Hunting for Crocodiles
intro updated at TheRecluse’s suggestion to clarify the event in the poem
Hunting for Crocodiles
(Remembering Rwanda 1994)
Sun not yet awake we left for the lake,
Loose bows strapped secure on our backs;
“No guns when we hunt.” My uncle’s gait
Gentle, leaving little trace leading.
“We bait. Our cunning pitched, we wait.”
Air dry, unmoving we pass
Eucalyptus groves, pygmy lilies
Fragrant binding to our sweat,
Bones easy, strides long unrolling,
“Here we are.” Dragon flies mirror-winged
Hang balanced, fluttering shadows rilled
Into the lake, waters stilled, lazy;
“The way to tell where they lie,
look out for the burst of bubbles.”
Baits slide out spreading red, entrails sinking.
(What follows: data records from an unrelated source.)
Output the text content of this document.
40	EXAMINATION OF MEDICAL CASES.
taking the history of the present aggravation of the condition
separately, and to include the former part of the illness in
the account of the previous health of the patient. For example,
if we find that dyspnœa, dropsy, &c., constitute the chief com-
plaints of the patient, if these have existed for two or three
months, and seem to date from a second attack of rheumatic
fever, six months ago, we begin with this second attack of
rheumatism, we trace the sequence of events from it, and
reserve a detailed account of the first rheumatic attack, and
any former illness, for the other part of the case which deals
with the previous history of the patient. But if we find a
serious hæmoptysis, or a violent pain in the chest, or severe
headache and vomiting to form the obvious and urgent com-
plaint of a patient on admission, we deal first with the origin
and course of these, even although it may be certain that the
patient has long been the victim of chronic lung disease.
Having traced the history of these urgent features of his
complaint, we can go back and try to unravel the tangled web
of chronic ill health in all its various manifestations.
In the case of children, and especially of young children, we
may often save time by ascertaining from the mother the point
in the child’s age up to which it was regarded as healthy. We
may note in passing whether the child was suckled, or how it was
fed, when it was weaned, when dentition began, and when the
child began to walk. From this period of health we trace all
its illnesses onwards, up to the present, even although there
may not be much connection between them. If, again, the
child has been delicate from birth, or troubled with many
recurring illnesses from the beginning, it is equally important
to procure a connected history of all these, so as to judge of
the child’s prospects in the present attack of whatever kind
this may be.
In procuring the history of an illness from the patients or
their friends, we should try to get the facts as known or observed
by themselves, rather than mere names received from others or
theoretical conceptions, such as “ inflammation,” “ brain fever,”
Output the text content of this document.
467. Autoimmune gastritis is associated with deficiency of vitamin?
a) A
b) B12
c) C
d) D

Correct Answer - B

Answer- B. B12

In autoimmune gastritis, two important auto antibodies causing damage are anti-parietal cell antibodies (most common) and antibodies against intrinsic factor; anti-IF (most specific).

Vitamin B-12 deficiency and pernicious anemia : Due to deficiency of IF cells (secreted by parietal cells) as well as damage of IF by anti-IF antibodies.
Slowly a silhouette strengthens,
Springs sinuous, stretching, speeding
The arrow strikes piercing lung and sinew.
We race in, a precise slice, sever the spine –
His life subsides, breath hollows harsh:
The end.
That was then.
Now:
Waters still stretch untroubling the upstanding eye.
Beneath among the discarded bait entangled lie
The unheard screams of half a million and more.
We cast, hunting for human corpses from this shore.
TR, thanks for the feedback. This poem is rooted in the Rwandan genocide of the summer of 1994 – 2 months of brutality in which over half a million were butchered, their carcasses thrown into the rivers and lakes where we had fished and hunted for rogue crocodiles. The killers were never brought to justice, left no trace, and disappeared, or were made to disappear before justice could be meted.
B
TR, Thankfully no one affected in my family. But listening to others it was horrific and the scars are still there. You have your usual reconciliation committees and the like, but its all been swept under the carpet.
I will add Rwanda to the introduction to set the poem properly.
Thanks, B
This is an interesting poem for me 1994 was the year my father died, but it was also the year I first went to Australia for my employer (been many times since). I met a lot of interesting people there including a guy who lost a close friend to a salty while fishing in Q.
I have just read your reply to Trevor. Terrible thing. One of my Belgian colleagues who regularly went to Rwanda for our boss lost several good friends during that period.
A troubling, yet excellent poem.
G, Time passes but it does not heal; it dims if we allow it to. There are chapters in history which should never be forgotten, but we know who gets to write history.
The crocodiles we hunted were absolute monsters, and the best time to get them was when they were basking on land – same goes for the people who committed these crimes.
Thanks B
Gustave the infamous man-eater was said to have gotten his taste for humans during this genocide. 300+ victims and was never caught or killed. “Never again,” they keep saying. A fine poem.
CW, thanks for reading. The fault lines never seem to go away, we never learn from history no matter how hard our protests.
I wrote a long thought out comment here only for it to disappear. I am fed up. Too tired to repeat. Excellent poem with a kick in the guts in the last four lines. We really need to get on top of the comments disappearing like this.:-(
Alison x
Alison, thanks for the feedback. Had to work on those last 4 lines in order for the flow to continue, yet provide the contrast with the hunt as it used to be.
btw – had problems with comments this morning when I thought I had busted the website – the comments on the main page had all disappeared, but thankfully after posting a few more it seemed to go back to normal.
So many atrocities, repeated over and over again. I think the direct and objective way you begin this compared to the stark horror of your last four lines is very effective.
Thanks Gee. I wanted to describe the killing of a croc, and have that bleed into the other atrocity, have the reader think about the one brutality and then the other. And I hoped the last 4 lines were sufficient to provide space and a window into what went on.